Time to take a stand

As spring moves into summer the corporate advice sector can reflect on good progress having been made in some quarters, while other areas have seen issues highlighted that need more attention.

As Edmund Tirbutt reports in this issue, service standards in the group risk sector, for far too long the bain of the lives of those advisers specialising in the sector, are now finally turning a corner.

In the area of workplace health we have also seen progress in the public debate with Lord MacKenzie expressing his support for getting health and wellbeing on to the balance sheet, something I called for in this magazine last month. Lord MacKenzie has stopped short of calling for such a policy to be made mandatory however, but at least the subject is back on the agenda. The industry should make sure that this issue is kept alive.

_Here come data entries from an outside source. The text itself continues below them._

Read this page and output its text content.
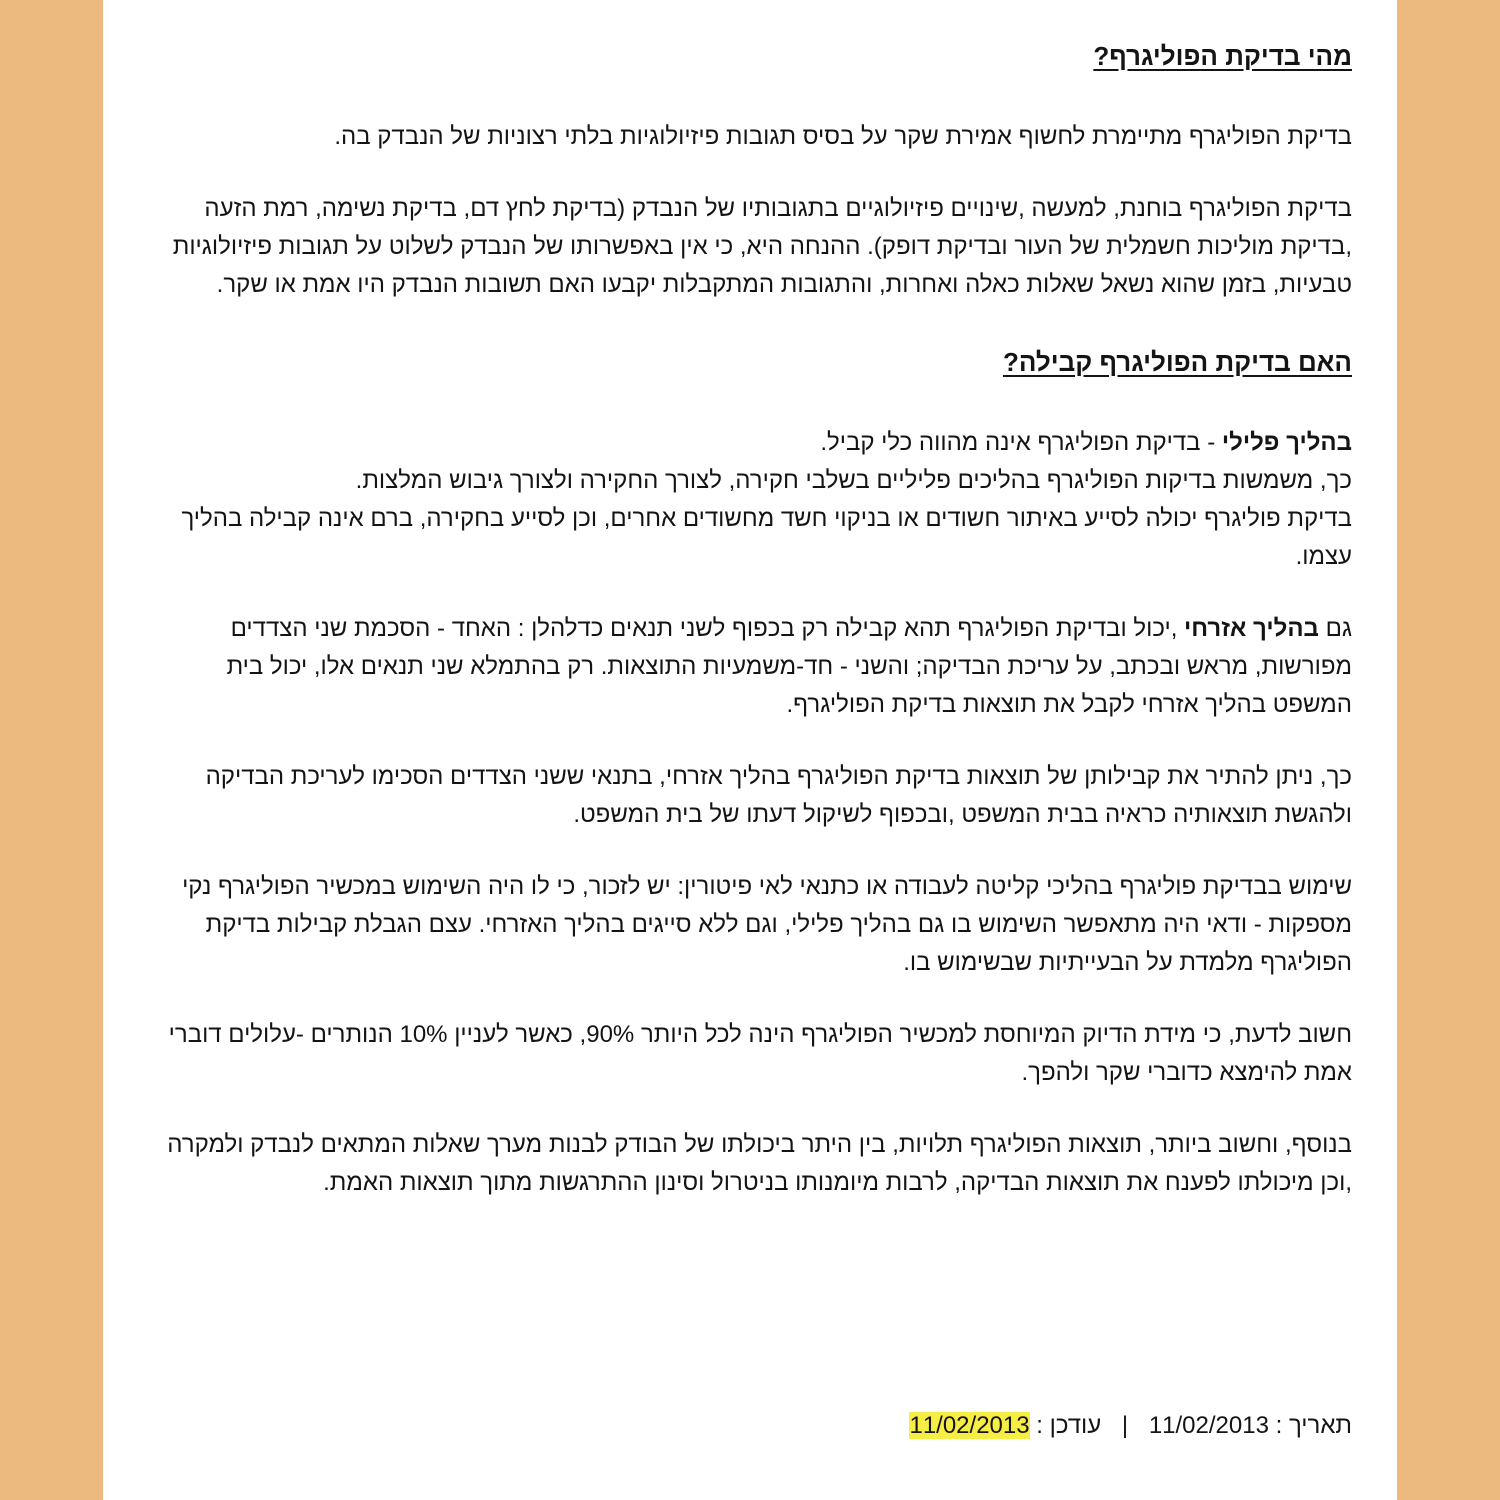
מהי בדיקת הפוליגרף?

בדיקת הפוליגרף מתיימרת לחשוף אמירת שקר על בסיס תגובות פיזיולוגיות בלתי רצוניות של הנבדק בה.

בדיקת הפוליגרף בוחנת, למעשה ,שינויים פיזיולוגיים בתגובותיו של הנבדק (בדיקת לחץ דם, בדיקת נשימה, רמת הזעה ,בדיקת מוליכות חשמלית של העור ובדיקת דופק). ההנחה היא, כי אין באפשרותו של הנבדק לשלוט על תגובות פיזיולוגיות טבעיות, בזמן שהוא נשאל שאלות כאלה ואחרות, והתגובות המתקבלות יקבעו האם תשובות הנבדק היו אמת או שקר.

האם בדיקת הפוליגרף קבילה?

בהליך פלילי - בדיקת הפוליגרף אינה מהווה כלי קביל.

כך, משמשות בדיקות הפוליגרף בהליכים פליליים בשלבי חקירה, לצורך החקירה ולצורך גיבוש המלצות.

בדיקת פוליגרף יכולה לסייע באיתור חשודים או בניקוי חשד מחשודים אחרים, וכן לסייע בחקירה, ברם אינה קבילה בהליך עצמו.

גם בהליך אזרחי ,יכול ובדיקת הפוליגרף תהא קבילה רק בכפוף לשני תנאים כדלהלן : האחד - הסכמת שני הצדדים מפורשות, מראש ובכתב, על עריכת הבדיקה; והשני - חד-משמעיות התוצאות. רק בהתמלא שני תנאים אלו, יכול בית המשפט בהליך אזרחי לקבל את תוצאות בדיקת הפוליגרף.

כך, ניתן להתיר את קבילותן של תוצאות בדיקת הפוליגרף בהליך אזרחי, בתנאי ששני הצדדים הסכימו לעריכת הבדיקה ולהגשת תוצאותיה כראיה בבית המשפט ,ובכפוף לשיקול דעתו של בית המשפט.

שימוש בבדיקת פוליגרף בהליכי קליטה לעבודה או כתנאי לאי פיטורין: יש לזכור, כי לו היה השימוש במכשיר הפוליגרף נקי מספקות - ודאי היה מתאפשר השימוש בו גם בהליך פלילי, וגם ללא סייגים בהליך האזרחי. עצם הגבלת קבילות בדיקת הפוליגרף מלמדת על הבעייתיות שבשימוש בו.

חשוב לדעת, כי מידת הדיוק המיוחסת למכשיר הפוליגרף הינה לכל היותר 90%, כאשר לעניין 10% הנותרים -עלולים דוברי אמת להימצא כדוברי שקר ולהפך.

בנוסף, וחשוב ביותר, תוצאות הפוליגרף תלויות, בין היתר ביכולתו של הבודק לבנות מערך שאלות המתאים לנבדק ולמקרה ,וכן מיכולתו לפענח את תוצאות הבדיקה, לרבות מיומנותו בניטרול וסינון ההתרגשות מתוך תוצאות האמת.

תאריך : 11/02/2013 | עודכן : 11/02/2013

The very good news in the pension arena is progress on auto-enrolment. Now European Union approval for auto-enrolment into workplace personal pensions has been received advisers can start having sensible conversations with employers about preparing for the additional costs that 2012 will undoubtedly bring.

But there are also problems with the operation of workplace personal pensions which have come into the open since the last issue of Corporate Adviser was published.

The parliamentary committee on public accounts found the Pensions Regulator wanting in its regulation of defined contribution pensions. The MPs’ report referred to the lack of information held about schemes, but there are other pressing issues for workplace personal pensions which need to be addressed, and TPR should, and no doubt will take a lead.

For example, as reported in this issue, there is the plight of higher rate taxpayers in contract-based DC. Standard Life estimates that perhaps more than one in two higher rate taxpayers are not getting the higher rate tax relief to which they are entitled. If this is the case, this is a blemish on the records of employers, advisers and in the Pensions Regulator. If such a high proportion of employees are missing out on 20 per cent of their pension contributions then you could argue that contract-based DC is a flawed product and advisers should not be recommending it. If you can’t trust employers to communicate reclaiming higher rate relief properly, which they aren’t, then should you recommend it?

Most good advisers’ clients do notify scheme members of their obligations, but there are clearly many that do not. The industry should lobby for contract-based DC schemes to be put on the same basis as trust-based ones where higher rate taxpayers get tax relief automatically. Personal pensions have historically been treated differently in this area because they were originally sold to self-employed people. However they are now becoming the mainstream occupational pension scheme and need to be treated as such for tax purposes. Why should you even have to go to the hassle of claiming back tax relief just because your scheme doesn’t have a board of trustees?